Sosyalizm deneylerinin iflas ettiği ve insanlığa hiçbir şey bırakmadığı tezi, 19. yüzyılın «saf teorisine dönüş» eğilimiyle elele yürüdü. Oysa 19. yüzyılın klasikleri, sosyalizmin kuruluşuna ilişkin ancak bazı genel tahminler ileri sürmüşlerdir. Çünkü bir sosyalist devrim ve inşa deneyi yaşamamışlardır. Bu nedenle, bu konuda klasiklere dönüş, bir anlamda ütopyaya, henüz gerçeklik alanına çıkma. mış bazı varsayımlara dönüştür. 20. yüzyılın deneyleri sosyalizmi kehanetten gerçeklik düzeyine. yükseltti, teorinin de ayaklarını yere bastırdı ve çok önemli katkılar getirdi. Bu deneyleri ve katkıları reddederek «saf teori» çağrısında bulunanların söyledikleri şöyle özetlenebilir: «Yaşanan deneyler benim teorimin deneyleri değildir. Zaten benim teorim hiçbir yerde uygulanmadı, bak eskisi gibi bulut ların üzerinde ne güzel duruyor. İçimden bir ses, bir gün o pembe dünyaya ulaşacağımızı söylüyor.»

Açıktır ki, 19. yüzyılın «saf teorisine dönüş» eğilimi, aslında teoriyi hayattan koparma eğliminden başka bir şey değildir.

Teoride bunalımın ve çözümün kaynağı
Bugün sosyalizmin bunalımından söz ediliyor. Kuşkusuz böyle bir bunalım vardır. Ancak bu bunalımın kaynağı, sosyalist akımın «birikmiş teorik sorunları çözmede gösterdiği yetersizlik» değildir. Bunalimın esas kaynağı, yüzyılımızın sahne olduğu sosyalist devrimler ve sosyalist inşa denemeleri pratiğinin, genel olarak dünyadaki devrimci dalganın durulması, yani sosyal pratiğin bugünkü yetersizliğidir.

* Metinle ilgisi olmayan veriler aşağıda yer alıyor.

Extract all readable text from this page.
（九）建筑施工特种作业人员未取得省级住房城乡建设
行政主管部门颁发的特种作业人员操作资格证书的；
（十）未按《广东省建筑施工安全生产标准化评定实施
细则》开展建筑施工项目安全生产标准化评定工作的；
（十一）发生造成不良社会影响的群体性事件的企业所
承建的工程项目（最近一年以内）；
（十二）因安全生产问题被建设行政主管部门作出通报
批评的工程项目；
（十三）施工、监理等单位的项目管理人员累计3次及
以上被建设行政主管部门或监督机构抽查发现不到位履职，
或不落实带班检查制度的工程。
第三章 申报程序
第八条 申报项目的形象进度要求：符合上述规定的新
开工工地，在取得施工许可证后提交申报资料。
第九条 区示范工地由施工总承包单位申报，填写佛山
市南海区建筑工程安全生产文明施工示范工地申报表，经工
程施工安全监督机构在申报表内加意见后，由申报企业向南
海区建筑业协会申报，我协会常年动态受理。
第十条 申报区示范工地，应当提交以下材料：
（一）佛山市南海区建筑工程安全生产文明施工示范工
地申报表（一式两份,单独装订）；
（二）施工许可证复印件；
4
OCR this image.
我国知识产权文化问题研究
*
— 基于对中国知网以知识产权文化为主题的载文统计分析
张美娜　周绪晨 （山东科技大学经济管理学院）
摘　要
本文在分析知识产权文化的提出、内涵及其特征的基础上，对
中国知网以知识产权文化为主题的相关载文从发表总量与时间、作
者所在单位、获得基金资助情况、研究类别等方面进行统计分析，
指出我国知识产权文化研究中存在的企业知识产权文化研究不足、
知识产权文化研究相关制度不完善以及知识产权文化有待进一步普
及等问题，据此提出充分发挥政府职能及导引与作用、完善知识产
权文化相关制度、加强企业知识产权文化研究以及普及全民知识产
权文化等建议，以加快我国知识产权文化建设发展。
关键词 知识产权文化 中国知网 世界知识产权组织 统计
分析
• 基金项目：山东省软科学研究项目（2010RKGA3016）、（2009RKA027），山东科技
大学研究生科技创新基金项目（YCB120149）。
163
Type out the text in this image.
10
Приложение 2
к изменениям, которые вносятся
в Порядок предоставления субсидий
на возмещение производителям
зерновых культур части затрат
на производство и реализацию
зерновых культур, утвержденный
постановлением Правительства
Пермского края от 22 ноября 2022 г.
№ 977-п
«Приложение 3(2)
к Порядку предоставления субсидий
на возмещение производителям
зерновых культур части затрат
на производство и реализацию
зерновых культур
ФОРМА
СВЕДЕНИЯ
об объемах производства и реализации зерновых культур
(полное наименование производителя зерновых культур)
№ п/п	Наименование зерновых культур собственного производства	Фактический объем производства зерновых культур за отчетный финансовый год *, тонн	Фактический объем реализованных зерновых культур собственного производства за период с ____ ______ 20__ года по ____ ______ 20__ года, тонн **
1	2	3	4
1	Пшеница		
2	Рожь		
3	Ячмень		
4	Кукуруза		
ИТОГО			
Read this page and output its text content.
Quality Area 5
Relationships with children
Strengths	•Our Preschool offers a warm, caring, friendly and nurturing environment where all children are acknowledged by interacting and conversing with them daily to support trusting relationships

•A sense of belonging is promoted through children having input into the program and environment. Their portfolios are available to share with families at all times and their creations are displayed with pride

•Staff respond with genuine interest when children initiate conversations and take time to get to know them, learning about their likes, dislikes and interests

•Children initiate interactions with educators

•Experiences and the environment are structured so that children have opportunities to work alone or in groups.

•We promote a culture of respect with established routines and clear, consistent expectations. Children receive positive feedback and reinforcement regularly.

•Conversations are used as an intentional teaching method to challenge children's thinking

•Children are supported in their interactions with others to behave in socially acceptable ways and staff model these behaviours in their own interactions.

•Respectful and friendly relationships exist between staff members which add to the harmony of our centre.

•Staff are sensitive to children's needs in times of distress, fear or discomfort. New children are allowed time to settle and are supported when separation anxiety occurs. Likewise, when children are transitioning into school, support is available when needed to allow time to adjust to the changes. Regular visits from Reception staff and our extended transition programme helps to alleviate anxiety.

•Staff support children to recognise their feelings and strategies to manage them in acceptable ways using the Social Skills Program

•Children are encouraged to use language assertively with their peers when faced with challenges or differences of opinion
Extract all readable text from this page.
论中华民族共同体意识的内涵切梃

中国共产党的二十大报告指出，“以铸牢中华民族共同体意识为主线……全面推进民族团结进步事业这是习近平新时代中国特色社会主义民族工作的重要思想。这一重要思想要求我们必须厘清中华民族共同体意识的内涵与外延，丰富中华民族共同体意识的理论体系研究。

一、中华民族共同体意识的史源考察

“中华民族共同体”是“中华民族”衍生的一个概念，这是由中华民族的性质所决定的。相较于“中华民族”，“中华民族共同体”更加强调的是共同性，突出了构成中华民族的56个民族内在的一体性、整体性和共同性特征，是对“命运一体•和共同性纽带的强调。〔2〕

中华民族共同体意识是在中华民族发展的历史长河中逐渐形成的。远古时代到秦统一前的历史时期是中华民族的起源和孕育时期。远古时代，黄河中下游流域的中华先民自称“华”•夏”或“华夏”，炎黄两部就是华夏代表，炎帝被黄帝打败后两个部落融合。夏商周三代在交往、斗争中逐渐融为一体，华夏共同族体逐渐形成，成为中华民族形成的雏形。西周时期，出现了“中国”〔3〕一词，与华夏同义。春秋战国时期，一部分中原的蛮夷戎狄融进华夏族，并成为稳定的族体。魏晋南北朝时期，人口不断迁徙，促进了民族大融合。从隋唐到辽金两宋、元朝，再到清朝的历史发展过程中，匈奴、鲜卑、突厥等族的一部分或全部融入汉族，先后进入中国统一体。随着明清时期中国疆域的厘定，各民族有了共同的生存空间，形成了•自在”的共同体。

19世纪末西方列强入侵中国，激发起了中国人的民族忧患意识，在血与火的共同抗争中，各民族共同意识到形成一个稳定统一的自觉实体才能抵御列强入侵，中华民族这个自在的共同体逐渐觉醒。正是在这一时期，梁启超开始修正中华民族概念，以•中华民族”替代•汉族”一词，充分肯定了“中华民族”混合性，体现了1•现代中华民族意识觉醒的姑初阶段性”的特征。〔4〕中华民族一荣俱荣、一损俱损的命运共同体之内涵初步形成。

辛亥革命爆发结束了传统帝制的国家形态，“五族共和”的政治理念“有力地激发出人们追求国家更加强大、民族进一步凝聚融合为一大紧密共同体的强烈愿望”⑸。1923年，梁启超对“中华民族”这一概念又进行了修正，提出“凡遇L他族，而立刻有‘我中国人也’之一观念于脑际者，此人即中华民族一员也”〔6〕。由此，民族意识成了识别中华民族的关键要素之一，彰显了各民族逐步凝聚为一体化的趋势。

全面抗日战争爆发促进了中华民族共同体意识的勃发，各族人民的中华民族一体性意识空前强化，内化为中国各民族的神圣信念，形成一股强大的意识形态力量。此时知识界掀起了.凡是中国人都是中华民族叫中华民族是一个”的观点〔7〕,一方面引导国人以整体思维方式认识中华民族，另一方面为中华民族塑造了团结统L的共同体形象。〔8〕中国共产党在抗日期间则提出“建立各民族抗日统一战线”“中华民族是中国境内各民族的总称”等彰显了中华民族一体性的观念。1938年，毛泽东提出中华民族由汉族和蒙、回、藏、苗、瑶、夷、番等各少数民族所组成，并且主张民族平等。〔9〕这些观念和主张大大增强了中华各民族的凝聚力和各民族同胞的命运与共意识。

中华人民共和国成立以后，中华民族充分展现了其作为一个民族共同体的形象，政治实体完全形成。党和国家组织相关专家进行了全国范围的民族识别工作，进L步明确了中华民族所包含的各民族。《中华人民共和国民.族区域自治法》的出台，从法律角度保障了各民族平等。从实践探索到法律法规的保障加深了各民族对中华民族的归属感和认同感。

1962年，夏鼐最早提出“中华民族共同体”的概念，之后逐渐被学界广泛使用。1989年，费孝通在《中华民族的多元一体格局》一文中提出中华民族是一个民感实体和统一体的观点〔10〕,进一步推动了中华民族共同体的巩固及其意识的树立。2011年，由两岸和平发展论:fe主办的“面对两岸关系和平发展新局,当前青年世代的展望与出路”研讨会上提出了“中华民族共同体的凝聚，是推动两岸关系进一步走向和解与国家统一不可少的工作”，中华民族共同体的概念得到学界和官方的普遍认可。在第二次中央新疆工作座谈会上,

Bir düşünce bunalımını gene düşüncenin zaaflari ile açıklamak totoloji oluyor. Sonuç ve nedenin özdeş olması, aslında herhangi bir nedensellik saptanamadığını gösteriyor. Ayrıca bu kavrayış, bilginin ve bilgisizliğin kaynağı konusunda idealizme kapılmıştır. Teorinin anası pratiktir. Daha basit bir ifadeyle bütün bilgiler, hayattan kaynaklanır. Toplumla ilgili bilginin kaynağı ise, esas olarak toplumsal pratiktir. Bilimsel araştırma ve teorik çabalar, en sonunda toplumsal pratikten, sınıf mücadelesinden beslenirler. Tarihteki bütün büyük teorik atılımlar, büyük sosyal pratiklere, devrimci yükselişlere denk düşerler. 1830, 1848, 1871, 1917, 1949, 1960’lar gibi tarihler, büyük devrimler yanında, büyük teorik çabaların başlangıç noktalarını da belirler. Çünkü teori insan zihninde doğmaz, fakat büyük sosyal pratiklerin teorisyenler tarafından sistemleştirilmesi ile oluşur. Özellikle devrimci teoriler, büyük devrimci pratiklerin yansımasıdırlar ve böyle bir pratik içinde gelişirler. Buna karşılik, toplumsal hareketteki tıkanıklıklar, güç ilişkilerindeki geçici açmazlar, düşünsel bunalımlara yol açarlar. Toplumsal pratik yürümeyince, düşünsel bunalım da kendini gösterir. 1871 Paris Komününden sonra Avrupa’da 40 yıldan fazla süren göreli durgunluk dönemi, aynı zamanda devrimci teori açısından bir bunalım dönemiydi. Devrimci akım, bu dönemde gerilemiş, ilerde Sosyal-demokrasi adını tek başına taşıyacak olan akım yükselmiştir. Durgunluk, evrim düşüncesini beslemiştir.

Konjonktürdeki durgunlaşma, her zaman devrimci teoriye hayat veren kaynakların cılızlaşması anlamına gelir. Kitle hareketinin dibe vurması, tarihin yaraticisinin susması demektir. Böyle bir durum, kitlelerin yaratıcılığını temel alan devrimci teorileri değil, değişmezliği ve sükuneti vurgulayan teorileri doğrular. Elbette bu doğrulama, geçicidir, konjonktürel olduğu için iflasa mahkûmdur ve yanlıştır. Ama o anı yaşayanlar için, bir tarih kavrayışı olmayanlar için her şeydir de.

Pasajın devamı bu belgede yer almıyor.